The height of sideshow and circus popularity in the mid–19th century came at a time when women had few opportunities for economic independence, and providing for families was largely a man’s job. Not so for the female sideshow performers, many of whom capitalized on the fascination with body art by voluntarily tattooing themselves, enabling them to make their own money. (Though some were forcibly tattooed.)
TIME Magazine
Although tattoos were also highly popular amongst the upper class during the Victorian era, they suffered a time of being out of favour after the Great Depression, due to the stigma that they were related to the criminal element, and were even outlawed in many states in the USA well into the 20th century. Those who didn’t care about stigmas were the wealthy socialites. They got tattoos as a form of rebellion in the era and as a sign of wealth.
At the time, social moral and ethical codes of conduct required women to keep their whole bodies covered, you know so as to prevent intimidating the red-blooded men. The wealthy elite, however, made their own rules and being highly influenced by tales of tattooed British royals, they started summoning ‘ink artists’ to the private comforts of their homes, to give them designs they could hide.
Winston Churchill’s mother Lady Randolph Churchill is said to have had a snake tattoo on her wrist (which was easily covered by her sleeve); by the turn of the 20th century, roughly three-fourths of fashionable New York City ladies had gotten similarly trendy tattoos, including butterflies, flowers and dragons, according to the New York World.
At the beginning of the 1970s, tattoos amongst women once again celebrated a boom in popularity due to the feminist movement. This time, the popularity of tattoos was in response to the fight for reproductive rights. Women wanted their bodies to be their own, and tattoos seemed to once again lend them a secret source of power, although most women no longer chose to cover their tattoos with their clothing. They now choose to show them off. Tattoos have since come to express a type of rebellious beauty and have even been linked to a stronger sense of self-esteem.

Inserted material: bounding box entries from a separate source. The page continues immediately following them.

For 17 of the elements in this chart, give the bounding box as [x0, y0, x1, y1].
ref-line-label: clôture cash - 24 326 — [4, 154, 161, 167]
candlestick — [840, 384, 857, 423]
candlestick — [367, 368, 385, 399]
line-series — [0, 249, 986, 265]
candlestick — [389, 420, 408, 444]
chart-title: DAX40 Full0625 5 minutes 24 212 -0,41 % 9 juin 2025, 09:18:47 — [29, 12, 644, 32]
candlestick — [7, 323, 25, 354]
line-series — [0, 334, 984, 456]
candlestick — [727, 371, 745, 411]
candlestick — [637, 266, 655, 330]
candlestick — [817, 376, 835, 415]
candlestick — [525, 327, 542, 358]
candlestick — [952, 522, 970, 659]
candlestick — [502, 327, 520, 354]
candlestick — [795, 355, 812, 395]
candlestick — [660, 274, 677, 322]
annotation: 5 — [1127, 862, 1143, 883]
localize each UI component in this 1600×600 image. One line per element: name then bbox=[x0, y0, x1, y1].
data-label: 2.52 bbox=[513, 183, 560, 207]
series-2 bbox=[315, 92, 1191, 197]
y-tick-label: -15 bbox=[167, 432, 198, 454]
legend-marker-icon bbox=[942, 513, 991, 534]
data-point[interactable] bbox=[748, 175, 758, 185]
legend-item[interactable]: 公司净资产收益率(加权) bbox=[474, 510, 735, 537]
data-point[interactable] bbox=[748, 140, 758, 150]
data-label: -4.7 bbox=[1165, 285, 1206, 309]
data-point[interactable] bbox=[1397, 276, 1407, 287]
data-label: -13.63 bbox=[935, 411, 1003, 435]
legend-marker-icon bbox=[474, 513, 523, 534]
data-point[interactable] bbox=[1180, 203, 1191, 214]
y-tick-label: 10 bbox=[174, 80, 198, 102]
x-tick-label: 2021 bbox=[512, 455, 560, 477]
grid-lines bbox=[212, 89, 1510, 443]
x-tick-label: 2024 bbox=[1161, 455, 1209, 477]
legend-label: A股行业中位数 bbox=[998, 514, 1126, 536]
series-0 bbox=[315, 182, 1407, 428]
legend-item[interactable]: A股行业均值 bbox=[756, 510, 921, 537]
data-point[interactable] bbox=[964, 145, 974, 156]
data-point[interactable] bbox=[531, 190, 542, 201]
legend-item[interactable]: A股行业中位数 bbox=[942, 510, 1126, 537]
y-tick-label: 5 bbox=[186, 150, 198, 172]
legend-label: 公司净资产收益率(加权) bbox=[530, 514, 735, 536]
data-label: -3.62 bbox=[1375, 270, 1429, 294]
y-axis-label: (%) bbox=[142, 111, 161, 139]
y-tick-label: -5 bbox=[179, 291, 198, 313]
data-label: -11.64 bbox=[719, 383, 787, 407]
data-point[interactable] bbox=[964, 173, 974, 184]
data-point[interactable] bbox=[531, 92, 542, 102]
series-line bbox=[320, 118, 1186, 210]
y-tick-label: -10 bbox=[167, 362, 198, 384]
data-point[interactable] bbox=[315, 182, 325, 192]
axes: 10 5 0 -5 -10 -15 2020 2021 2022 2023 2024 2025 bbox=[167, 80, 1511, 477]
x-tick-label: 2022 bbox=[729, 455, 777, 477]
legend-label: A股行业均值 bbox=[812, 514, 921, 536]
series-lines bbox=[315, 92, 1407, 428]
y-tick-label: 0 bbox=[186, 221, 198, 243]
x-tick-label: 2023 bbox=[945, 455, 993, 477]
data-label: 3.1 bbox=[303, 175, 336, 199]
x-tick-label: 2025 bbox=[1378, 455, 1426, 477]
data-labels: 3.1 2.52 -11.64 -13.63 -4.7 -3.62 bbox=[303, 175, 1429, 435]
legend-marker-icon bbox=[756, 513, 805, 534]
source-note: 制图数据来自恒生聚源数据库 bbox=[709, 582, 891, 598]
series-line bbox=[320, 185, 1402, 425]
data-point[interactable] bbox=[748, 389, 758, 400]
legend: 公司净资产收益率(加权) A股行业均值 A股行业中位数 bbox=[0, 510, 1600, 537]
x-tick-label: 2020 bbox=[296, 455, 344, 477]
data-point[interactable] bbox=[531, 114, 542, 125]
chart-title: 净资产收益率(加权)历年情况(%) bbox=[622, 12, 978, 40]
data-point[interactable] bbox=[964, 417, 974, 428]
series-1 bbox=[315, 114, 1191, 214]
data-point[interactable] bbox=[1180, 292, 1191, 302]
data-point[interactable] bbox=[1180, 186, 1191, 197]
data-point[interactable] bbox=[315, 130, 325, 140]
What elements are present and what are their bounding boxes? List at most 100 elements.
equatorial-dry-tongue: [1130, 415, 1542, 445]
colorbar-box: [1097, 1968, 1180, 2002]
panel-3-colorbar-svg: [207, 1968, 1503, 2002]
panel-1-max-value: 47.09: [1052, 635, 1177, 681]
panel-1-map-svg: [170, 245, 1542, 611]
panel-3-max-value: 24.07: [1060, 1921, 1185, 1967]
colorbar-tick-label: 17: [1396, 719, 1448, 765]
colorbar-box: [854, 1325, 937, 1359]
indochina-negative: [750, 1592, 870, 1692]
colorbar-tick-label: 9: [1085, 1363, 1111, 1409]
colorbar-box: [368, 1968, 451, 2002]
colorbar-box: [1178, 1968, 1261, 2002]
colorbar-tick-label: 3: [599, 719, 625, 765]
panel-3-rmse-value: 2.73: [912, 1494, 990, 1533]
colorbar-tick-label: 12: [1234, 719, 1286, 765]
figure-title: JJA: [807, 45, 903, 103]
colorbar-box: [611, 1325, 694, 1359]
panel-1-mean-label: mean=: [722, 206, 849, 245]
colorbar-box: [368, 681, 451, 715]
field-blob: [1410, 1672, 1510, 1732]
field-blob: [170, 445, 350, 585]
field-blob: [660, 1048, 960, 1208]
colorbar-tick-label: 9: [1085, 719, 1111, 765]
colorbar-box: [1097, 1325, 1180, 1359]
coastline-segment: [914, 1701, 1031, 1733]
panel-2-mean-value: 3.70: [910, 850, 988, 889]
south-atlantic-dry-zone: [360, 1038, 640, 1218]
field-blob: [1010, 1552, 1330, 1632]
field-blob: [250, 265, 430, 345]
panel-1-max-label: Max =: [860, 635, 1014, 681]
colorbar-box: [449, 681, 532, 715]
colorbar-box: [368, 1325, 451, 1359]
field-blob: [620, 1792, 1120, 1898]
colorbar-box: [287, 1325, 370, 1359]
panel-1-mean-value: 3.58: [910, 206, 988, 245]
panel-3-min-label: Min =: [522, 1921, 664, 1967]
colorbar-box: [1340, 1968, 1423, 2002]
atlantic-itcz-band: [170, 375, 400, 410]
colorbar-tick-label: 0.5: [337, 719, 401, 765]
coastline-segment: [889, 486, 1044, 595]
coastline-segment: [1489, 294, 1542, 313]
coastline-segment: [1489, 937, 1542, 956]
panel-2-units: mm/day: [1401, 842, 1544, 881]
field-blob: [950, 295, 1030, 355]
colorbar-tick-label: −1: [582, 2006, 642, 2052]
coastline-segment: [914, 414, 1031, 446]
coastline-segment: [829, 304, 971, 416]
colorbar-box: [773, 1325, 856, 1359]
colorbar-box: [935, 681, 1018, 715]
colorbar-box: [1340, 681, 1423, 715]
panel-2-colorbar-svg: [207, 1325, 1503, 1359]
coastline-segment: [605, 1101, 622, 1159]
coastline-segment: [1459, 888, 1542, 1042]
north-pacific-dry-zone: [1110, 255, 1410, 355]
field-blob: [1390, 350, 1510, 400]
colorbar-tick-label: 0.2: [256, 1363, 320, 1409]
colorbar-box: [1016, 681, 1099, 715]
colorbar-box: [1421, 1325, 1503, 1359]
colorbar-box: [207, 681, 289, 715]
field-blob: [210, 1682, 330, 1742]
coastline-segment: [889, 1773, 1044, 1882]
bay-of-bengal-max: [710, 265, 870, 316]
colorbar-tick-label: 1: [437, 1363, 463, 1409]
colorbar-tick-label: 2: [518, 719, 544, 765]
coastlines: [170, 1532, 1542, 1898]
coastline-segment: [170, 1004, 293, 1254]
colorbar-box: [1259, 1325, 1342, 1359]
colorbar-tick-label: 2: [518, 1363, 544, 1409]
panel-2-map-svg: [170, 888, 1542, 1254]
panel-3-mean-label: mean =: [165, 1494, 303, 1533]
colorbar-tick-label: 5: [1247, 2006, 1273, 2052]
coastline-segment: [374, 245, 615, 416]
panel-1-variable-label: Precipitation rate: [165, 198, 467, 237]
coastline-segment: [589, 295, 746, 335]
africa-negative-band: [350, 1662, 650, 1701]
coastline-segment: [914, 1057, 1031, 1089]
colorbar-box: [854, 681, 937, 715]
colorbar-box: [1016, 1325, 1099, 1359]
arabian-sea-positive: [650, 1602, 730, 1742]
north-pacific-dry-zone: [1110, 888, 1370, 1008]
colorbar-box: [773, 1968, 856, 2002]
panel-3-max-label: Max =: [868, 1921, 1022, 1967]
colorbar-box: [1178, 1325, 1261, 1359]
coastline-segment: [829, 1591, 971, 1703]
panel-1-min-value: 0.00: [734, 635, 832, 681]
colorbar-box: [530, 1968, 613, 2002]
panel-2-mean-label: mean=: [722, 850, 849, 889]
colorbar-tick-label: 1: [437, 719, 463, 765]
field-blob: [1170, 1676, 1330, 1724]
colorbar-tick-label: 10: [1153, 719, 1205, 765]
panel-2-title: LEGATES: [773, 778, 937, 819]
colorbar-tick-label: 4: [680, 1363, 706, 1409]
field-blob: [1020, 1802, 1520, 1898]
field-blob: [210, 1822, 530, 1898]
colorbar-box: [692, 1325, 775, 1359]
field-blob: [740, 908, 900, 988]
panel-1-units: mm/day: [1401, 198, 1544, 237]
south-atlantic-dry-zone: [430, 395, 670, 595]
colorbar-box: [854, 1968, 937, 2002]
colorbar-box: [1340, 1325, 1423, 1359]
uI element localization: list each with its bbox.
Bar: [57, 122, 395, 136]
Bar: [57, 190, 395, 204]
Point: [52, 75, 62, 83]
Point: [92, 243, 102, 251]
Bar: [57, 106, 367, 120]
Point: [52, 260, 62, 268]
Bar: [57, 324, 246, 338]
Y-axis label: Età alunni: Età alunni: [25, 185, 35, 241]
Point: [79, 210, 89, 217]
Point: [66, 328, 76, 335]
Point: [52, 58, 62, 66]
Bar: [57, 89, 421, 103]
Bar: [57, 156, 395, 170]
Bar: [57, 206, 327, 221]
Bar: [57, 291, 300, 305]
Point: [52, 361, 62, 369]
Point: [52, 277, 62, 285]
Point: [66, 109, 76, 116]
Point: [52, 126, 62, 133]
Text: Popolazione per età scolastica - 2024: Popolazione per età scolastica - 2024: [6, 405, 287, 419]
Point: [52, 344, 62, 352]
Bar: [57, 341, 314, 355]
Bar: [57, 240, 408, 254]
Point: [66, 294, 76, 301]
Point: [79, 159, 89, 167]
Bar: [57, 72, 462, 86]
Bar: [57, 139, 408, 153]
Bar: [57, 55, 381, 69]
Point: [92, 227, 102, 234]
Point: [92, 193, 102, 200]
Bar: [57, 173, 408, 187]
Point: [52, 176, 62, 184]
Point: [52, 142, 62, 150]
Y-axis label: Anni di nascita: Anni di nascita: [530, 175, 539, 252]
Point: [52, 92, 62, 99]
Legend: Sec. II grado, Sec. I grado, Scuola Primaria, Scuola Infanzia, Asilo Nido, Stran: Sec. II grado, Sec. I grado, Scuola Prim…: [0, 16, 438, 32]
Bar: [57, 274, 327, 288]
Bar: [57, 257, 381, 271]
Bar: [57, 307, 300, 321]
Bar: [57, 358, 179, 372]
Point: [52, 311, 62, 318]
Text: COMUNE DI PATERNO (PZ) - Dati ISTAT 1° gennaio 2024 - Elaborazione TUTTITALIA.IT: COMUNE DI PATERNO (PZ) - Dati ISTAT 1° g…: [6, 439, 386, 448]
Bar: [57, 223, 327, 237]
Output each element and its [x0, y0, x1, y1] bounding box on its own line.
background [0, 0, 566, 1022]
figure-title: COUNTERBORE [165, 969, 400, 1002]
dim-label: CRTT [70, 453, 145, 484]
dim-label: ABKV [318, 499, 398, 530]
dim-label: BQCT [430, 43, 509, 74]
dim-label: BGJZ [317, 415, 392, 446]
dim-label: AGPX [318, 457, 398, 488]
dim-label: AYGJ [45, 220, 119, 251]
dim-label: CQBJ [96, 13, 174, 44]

In a study done in Psychology Today The primary motivation for people who get tattooed mostly has to do with its personal meaning such as to mark a significant experience or struggle. Participants reported reasons such as “to keep my mother’s memory,” “a way of honoring my first child,” and “presented what I was going through at a certain time of my life.” Some participants (12%) also felt that their tattoos were an extension or expression of who they were. For the participants who opted not to get a tattoo, the main reasons revolved around social and cultural factors, primarily religion (11%). One participant reflected, “I am a religious person so my body is the temple of the Holy Spirit. I’d like to keep clean.” Another expressed, “I am a Christian, it is conflicting as in the Christian religion to treat and respect one’s body as a temple.”
– Psychology Today
So there you have it. People get tattoos for many reasons: for attention, self-expression, artistic freedom, rebellion, a visual display of a personal narrative, reminders of spiritual/cultural traditions, sexual motivation, addiction, identification with a group or a defining moment within the feminist movement of owning your body and using it as a powerful statement to the world.
Will you get that tattoo you were thinking of getting?